Tak się jakoś zdarzyło, iż w sobotę miałam kaca, ponieważ w piątek spotkałam się z koleżankami w nowej lokalnej restauracji (bardzo fajna), a moja partnerka od czerwonego wina przyjechała SAMOCHODEM i nie piła. A siłą rozpędu wina zostało zamówione tyle co zawsze, czyli na dwie osoby, a wypiłam je sama minus pół kieliszka. No nie byłam w najlepszej formie w sobotę od rana, nie będę ukrywać, i na poprawienie nastroju zabrałam się za biografię Żuławskiego. Którą wciągnęłam w trzy dni, bo jest napisana świetnie, no i o bardzo interesującym człowieku. Chociaż napisać o nim, że był trudny, to zdecydowanie za mało powiedziane

Ja mam do Żuławskiego sentyment przez „Szamankę”. Film miał premierę, kiedy kończyłam studia i nie wiem z jakiego powodu uważałam, że wszystko co ciekawe już mi się w życiu przytrafiło i nic więcej mnie nie czeka. Nosiłam się egzystencjalnie, czułam się wyalienowaną jednostką we Wszechświecie i na „Szamankę” poszłam do kina sama. To chyba jedyny film, na jakim byłam sama w kinie. I pamiętam, że mi się wtedy podobała – to znaczy, była okropna, ale właśnie tego potrzebowałam; ciekawe, jak by dziś na mnie podziałała. Może się skuszę i obejrzę. Na dodatek po lekturze biografii mam ogromną ochotę na film z Adjani i ośmiornicą.
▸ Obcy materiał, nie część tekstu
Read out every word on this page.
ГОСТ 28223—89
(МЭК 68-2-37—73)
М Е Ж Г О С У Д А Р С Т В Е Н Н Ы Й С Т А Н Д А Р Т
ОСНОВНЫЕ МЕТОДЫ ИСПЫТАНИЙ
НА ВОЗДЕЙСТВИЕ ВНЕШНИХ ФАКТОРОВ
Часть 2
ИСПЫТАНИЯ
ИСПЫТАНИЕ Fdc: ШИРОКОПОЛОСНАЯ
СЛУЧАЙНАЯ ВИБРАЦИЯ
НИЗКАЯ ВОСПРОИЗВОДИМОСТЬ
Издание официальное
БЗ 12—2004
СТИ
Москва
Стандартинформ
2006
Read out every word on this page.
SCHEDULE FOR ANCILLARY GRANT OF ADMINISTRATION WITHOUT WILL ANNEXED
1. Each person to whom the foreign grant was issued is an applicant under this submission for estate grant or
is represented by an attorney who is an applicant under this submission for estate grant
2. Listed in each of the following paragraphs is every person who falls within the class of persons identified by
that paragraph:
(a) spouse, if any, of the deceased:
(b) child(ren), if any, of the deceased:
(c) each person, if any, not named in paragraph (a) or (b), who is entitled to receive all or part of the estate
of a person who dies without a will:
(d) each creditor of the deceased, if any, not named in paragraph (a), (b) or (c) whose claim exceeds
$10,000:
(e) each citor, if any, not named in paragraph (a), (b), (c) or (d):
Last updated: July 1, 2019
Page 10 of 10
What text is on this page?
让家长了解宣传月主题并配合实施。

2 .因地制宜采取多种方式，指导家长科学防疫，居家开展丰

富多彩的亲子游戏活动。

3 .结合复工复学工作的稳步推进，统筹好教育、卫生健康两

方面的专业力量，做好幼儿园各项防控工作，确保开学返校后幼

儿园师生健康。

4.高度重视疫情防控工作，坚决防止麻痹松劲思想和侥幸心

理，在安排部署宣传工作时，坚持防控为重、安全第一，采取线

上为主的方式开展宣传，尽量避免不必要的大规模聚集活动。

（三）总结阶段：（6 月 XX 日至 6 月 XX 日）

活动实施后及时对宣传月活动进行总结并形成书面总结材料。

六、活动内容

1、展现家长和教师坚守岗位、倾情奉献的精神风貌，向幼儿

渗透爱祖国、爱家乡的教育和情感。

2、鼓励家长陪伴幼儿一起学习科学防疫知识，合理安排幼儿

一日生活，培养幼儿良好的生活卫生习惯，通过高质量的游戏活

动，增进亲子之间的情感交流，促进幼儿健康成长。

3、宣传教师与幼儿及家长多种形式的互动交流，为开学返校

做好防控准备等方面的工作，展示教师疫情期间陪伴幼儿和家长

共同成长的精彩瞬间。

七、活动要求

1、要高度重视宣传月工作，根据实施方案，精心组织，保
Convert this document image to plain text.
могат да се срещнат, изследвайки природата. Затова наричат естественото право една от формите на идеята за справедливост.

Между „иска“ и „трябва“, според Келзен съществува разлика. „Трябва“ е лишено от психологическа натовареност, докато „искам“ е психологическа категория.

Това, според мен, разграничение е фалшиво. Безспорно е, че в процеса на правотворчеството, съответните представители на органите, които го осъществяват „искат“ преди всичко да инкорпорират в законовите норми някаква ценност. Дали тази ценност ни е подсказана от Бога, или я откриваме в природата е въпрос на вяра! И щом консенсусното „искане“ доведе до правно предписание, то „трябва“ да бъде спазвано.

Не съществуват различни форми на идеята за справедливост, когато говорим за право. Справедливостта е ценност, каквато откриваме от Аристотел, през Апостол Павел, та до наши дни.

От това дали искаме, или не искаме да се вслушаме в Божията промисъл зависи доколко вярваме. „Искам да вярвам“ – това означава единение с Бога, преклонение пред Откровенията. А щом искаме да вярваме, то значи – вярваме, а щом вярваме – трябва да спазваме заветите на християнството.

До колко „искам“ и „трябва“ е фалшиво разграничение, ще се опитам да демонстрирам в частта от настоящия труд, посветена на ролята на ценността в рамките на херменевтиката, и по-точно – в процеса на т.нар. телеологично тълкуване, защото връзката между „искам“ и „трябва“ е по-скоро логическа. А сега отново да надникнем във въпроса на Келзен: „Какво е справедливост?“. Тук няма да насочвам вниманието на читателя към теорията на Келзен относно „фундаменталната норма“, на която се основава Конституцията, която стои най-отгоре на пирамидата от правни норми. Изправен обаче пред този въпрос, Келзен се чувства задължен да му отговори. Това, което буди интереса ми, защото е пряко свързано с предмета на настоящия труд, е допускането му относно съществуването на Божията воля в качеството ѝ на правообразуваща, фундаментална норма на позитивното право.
A najnowszy odcinek Detektywa nie rozwija się fabularnie w pożądanym kierunku – wprost przeciwnie, powiedziałabym. Bardzo polubiłam obie panie detektyw, tylko niech one przestaną być takie UDUCHOWIONE, bardzo proszę. A u Agi Rojek też śmierć na stacji polarnej – tylko na Antarktydzie. To idę posłuchać.

O RACHUNKU ZA TELEFON W ZASADZIE

Szczeniaczek Mangusta całą noc chorował(a) po tabletce na odrobaczenie – jestem dziś zwierzoczłekoupiór. A na dodatek nad Polską mają się zderzyć dwa cyklony, no po prostu fantastyczne wiadomości od rana. Jak tylko zaczyna wiać, to od razu u nas na wsi prąd wyłączają (najfajniej było ostatnio w przeddzień Wigilii, jak wszyscy z sernikami w piecykach i kompotem na kuchence).

Co poza tym. Otóż mam coraz większy tyłek i nic z tego nie wynika. Oraz właśnie dostałam SMS, że zapomniałam zapłacić za telefon. Mam ochotę im odpowiedzieć, że ja i tak nie lubię rozmawiać przez telefon, więc niech się odczepią.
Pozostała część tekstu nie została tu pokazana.